Family Practice International
Am Fam Physician. 1998 Feb 15;57(4):860.
Management of Urinary Incontinence
(Great Britain—The Practitioner, August 1997, p. 470.) Approximately 10 percent of women report some form of incontinence of urine, and it is estimated that 70 percent of cases can be cured. Stress incontinence is characterized by daytime leakage of urine on movement or Valsalva maneuver. Patients with detrusor instability are often older and report an overwhelming urge to void, large urinary loss and nocturia. The integrity of the pelvic floor muscles may be better assessed when the patient is examined in a standing position. Once the diagnosis has been established, therapies such as treatment of constipation, weight loss and adjustment of fluid intake may have dramatic results. Estrogen therapy may also be helpful. Pelvic floor exercises benefit both types of incontinence. Patients with detrusor instability should attempt bladder training by voiding regularly and frequently to retrain the bladder over a period of several weeks. Anticholinergic drugs such as oxybutinin may be helpful, but their use is limited by side effects. Imipramine is a useful therapy in patients with nocturia. Electric and mechanical devices are also available for the treatment of urinary incontinence in selected patients.
Preventing Spread of Meningeal Disease
(Ireland—Forum, September 1997, p. 22.) When a case of meningococcal meningitis occurs in a community, family physicians should be prepared to give appropriate prophylactic advice. The risk of meningeal disease is greatest in persons who have had close contact with the index patient in the past seven days. Antibiotic prophylaxis should be offered to those who have shared living accommodations or had oral contact with an index patient within the past seven days. Infants and young children who share day care with a patient with meningitis should be considered for prophylaxis, but classmates of older children may not require treatment unless contact is unusually close or two or more cases occur in the same class. The optimal prophylactic antibiotic is rifampicin, which should be given in a twice-daily dosage of 600 mg for two days in adults, although a single 250-mg intramuscular dose of ceftriaxone may be substituted. Rifampicin is contraindicated in patients with severe liver disease and during pregnancy. It may also interfere with anticoagulant and contraceptive medications and can cause discoloration of body fluids.
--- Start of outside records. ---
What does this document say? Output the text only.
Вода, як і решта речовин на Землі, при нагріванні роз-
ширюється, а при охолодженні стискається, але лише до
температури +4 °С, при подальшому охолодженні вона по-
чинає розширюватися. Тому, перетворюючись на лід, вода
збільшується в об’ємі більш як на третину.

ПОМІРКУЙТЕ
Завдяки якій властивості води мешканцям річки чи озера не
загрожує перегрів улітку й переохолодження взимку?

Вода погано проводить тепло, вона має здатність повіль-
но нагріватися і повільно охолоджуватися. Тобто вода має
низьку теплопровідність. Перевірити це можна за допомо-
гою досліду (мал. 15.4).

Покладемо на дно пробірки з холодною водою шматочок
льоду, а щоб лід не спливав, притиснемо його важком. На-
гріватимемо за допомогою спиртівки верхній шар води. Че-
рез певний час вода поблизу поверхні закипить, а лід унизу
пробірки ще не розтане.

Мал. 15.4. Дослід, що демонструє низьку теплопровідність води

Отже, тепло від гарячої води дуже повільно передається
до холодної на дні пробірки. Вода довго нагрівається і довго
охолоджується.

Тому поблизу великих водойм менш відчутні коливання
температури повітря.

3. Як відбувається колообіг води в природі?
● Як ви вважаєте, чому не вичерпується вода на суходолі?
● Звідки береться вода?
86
Medical Management of Menorrhagia
(New Zealand—New Zealand Family Physician, August 1997, p. 9.) Excessive menstruation is a common cause of discomfort and lifestyle disruption for many women. When excessive bleeding occurs in regular cycles, the patient is likely to be ovulating, whereas irregular heavy bleeding usually indicates an anovulatory cause such as puberty, perimenopause or polycystic ovarian syndrome. If a significant pathologic cause has been excluded, non-steroidal anti-inflammatory drugs are a logical first line of treatment since they reduce prostaglandin levels. Mefenamic acid, ibuprofen, naproxen and diclofenac are all effective therapies and provide the added benefit of pain relief for women who have dysmenorrhea. In some countries, antifibrinolytic agents such as tranexamic acid are used to depress fibrinolytic activity, and blood loss may be reduced by up to one half. Combined oral contraceptive pills also reduce blood loss by approximately 40 percent, depending on the type of agent used, and are especially useful in regulating menstrual cycles. Progesterone is useful in controlling an acute episode of bleeding, but the common therapy of progesterone given during the luteal phase has had disappointing results in clinical trials. Danazol produces atrophy of the endothelium and controls blood loss, but its use is limited by severe side effects.
Advances in Immunization
(Australia—Australian Family Physician, August 1997, p. 919.) The diseases targeted by the World Health Organization for vaccine development include pneumococcal disease, meningococcal meningitis, respiratory syncytial virus, rotavirus, shigella, enterotoxic Escherichia coli, human immunodeficiency virus infection/acquired immunodeficiency syndrome, malaria, schistosomiasis and dengue fever. Quadrivalent infant vaccines with diphtheria, tetanus, pertussis and hepatitis B are under development, as are vaccines that incorporate injectable polio components. Combined hepatitis A and B vaccines are undergoing trial and are indicated for use in groups at significant risk, such as military personnel, travelers to endemic regions, homosexual men, injecting drug users and some residents of institutions. A vaccine against Helicobacter pylori is likely to become available as an oral agent administered with mucosal adjuvants.